Bildete ich mir etwa ein, während dieser friedlichen Stunden eine Art stummen Zauber auf ihn auszuüben? Je mehr ich mich in ihn verliebte, umso sicherer war ich, dass er meine Gefühle erwiderte. Ich registrierte es daran, wie er den Kopf neigte, wie seine Mundwinkel zuckten, wie er nach der Sitzung noch ein wenig länger blieb, um ein Glas gezuckertes Zitronenwasser oder einen der kleinen Kuchen anzunehmen, die ich mit verschwenderischer Sorgfalt jeden Tag für ihn buk.

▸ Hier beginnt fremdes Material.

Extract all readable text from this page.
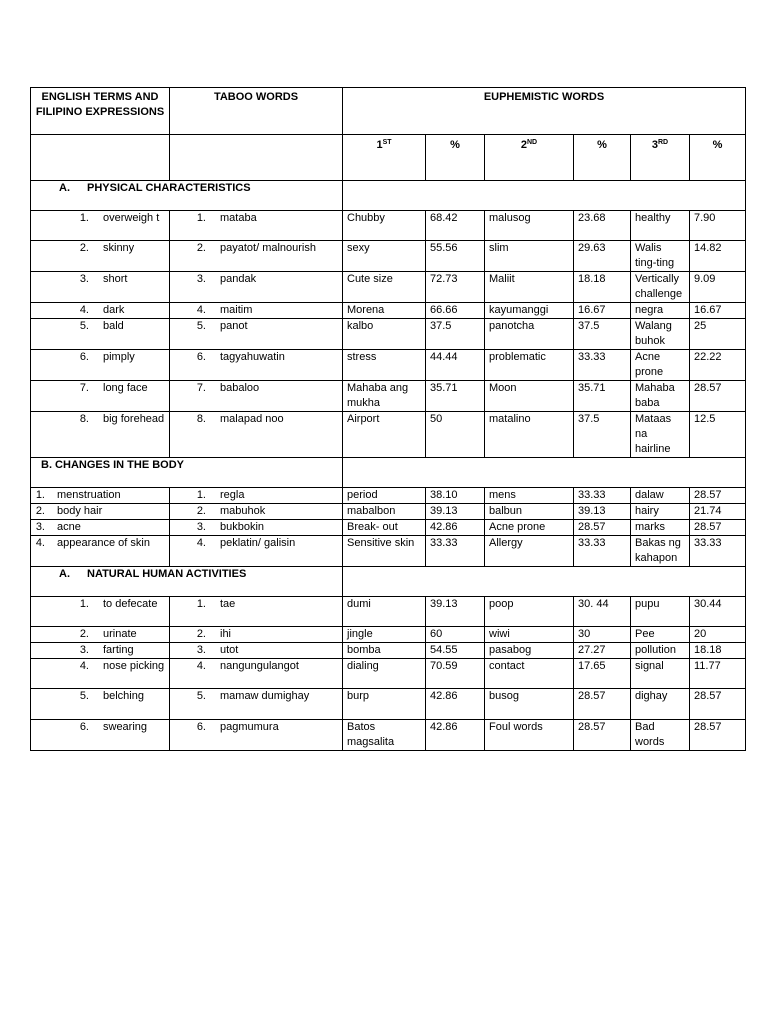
ENGLISH TERMS AND FILIPINO EXPRESSIONS	TABOO WORDS	EUPHEMISTIC WORDS					
		1ST	%	2ND	%	3RD	%

A. PHYSICAL CHARACTERISTICS							

1. overweigh t	1. mataba	Chubby	68.42	malusog	23.68	healthy	7.90

2. skinny	2. payatot/ malnourish	sexy	55.56	slim	29.63	Walis ting-ting	14.82

3. short	3. pandak	Cute size	72.73	Maliit	18.18	Vertically challenge	9.09

4. dark	4. maitim	Morena	66.66	kayumanggi	16.67	negra	16.67

5. bald	5. panot	kalbo	37.5	panotcha	37.5	Walang buhok	25

6. pimply	6. tagyahuwatin	stress	44.44	problematic	33.33	Acne prone	22.22

7. long face	7. babaloo	Mahaba ang mukha	35.71	Moon	35.71	Mahaba baba	28.57

8. big forehead	8. malapad noo	Airport	50	matalino	37.5	Mataas na hairline	12.5

B. CHANGES IN THE BODY							

1. menstruation	1. regla	period	38.10	mens	33.33	dalaw	28.57

2. body hair	2. mabuhok	mabalbon	39.13	balbun	39.13	hairy	21.74

3. acne	3. bukbokin	Break- out	42.86	Acne prone	28.57	marks	28.57

4. appearance of skin	4. peklatin/ galisin	Sensitive skin	33.33	Allergy	33.33	Bakas ng kahapon	33.33

A. NATURAL HUMAN ACTIVITIES							

1. to defecate	1. tae	dumi	39.13	poop	30. 44	pupu	30.44

2. urinate	2. ihi	jingle	60	wiwi	30	Pee	20

3. farting	3. utot	bomba	54.55	pasabog	27.27	pollution	18.18

4. nose picking	4. nangungulangot	dialing	70.59	contact	17.65	signal	11.77

5. belching	5. mamaw dumighay	burp	42.86	busog	28.57	dighay	28.57

6. swearing	6. pagmumura	Batos magsalita	42.86	Foul words	28.57	Bad words	28.57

Er weigerte sich, mir sein Werk zu zeigen, solange er noch daran arbeitete, doch als es sich der Vollendung näherte, war ich längst von dem überzeugt, was seine geschickten Hände in unsterblichem Öl auf die Leinwand zaubern würden. Deshalb dachte ich zuerst, dass er mir einen Streich spielen wollte, als er mir das fertige Gemälde zeigte, dass er mein Bild gegen das einer anderen Frau ausgetauscht hatte. Sie wirkte nichts sagend und stumpfsinnig mit ihrem vernünftigerweise hochgeschlossenen Kleid, der gestärkten weißen Haube und einem ebensolchen Kragen … Ihre Augen, leicht zusammengekniffen gegen das helle Licht im Garten, gingen in den weißen Flächen der Haut unter, die Nase war gebogen wie der Schnabel eines Vogels, der Mund fest zusammengepresst. Sie sah aus wie eine strenge, puritanische Jungfrau, nicht wie die Tochter eines englischen Royalisten, die sich nach einem französischen Künstler verzehrte und davon träumte, dass er ihr die Kleider vom Leib riss und sie zwischen dicken Bohnen und Rettich entehrte.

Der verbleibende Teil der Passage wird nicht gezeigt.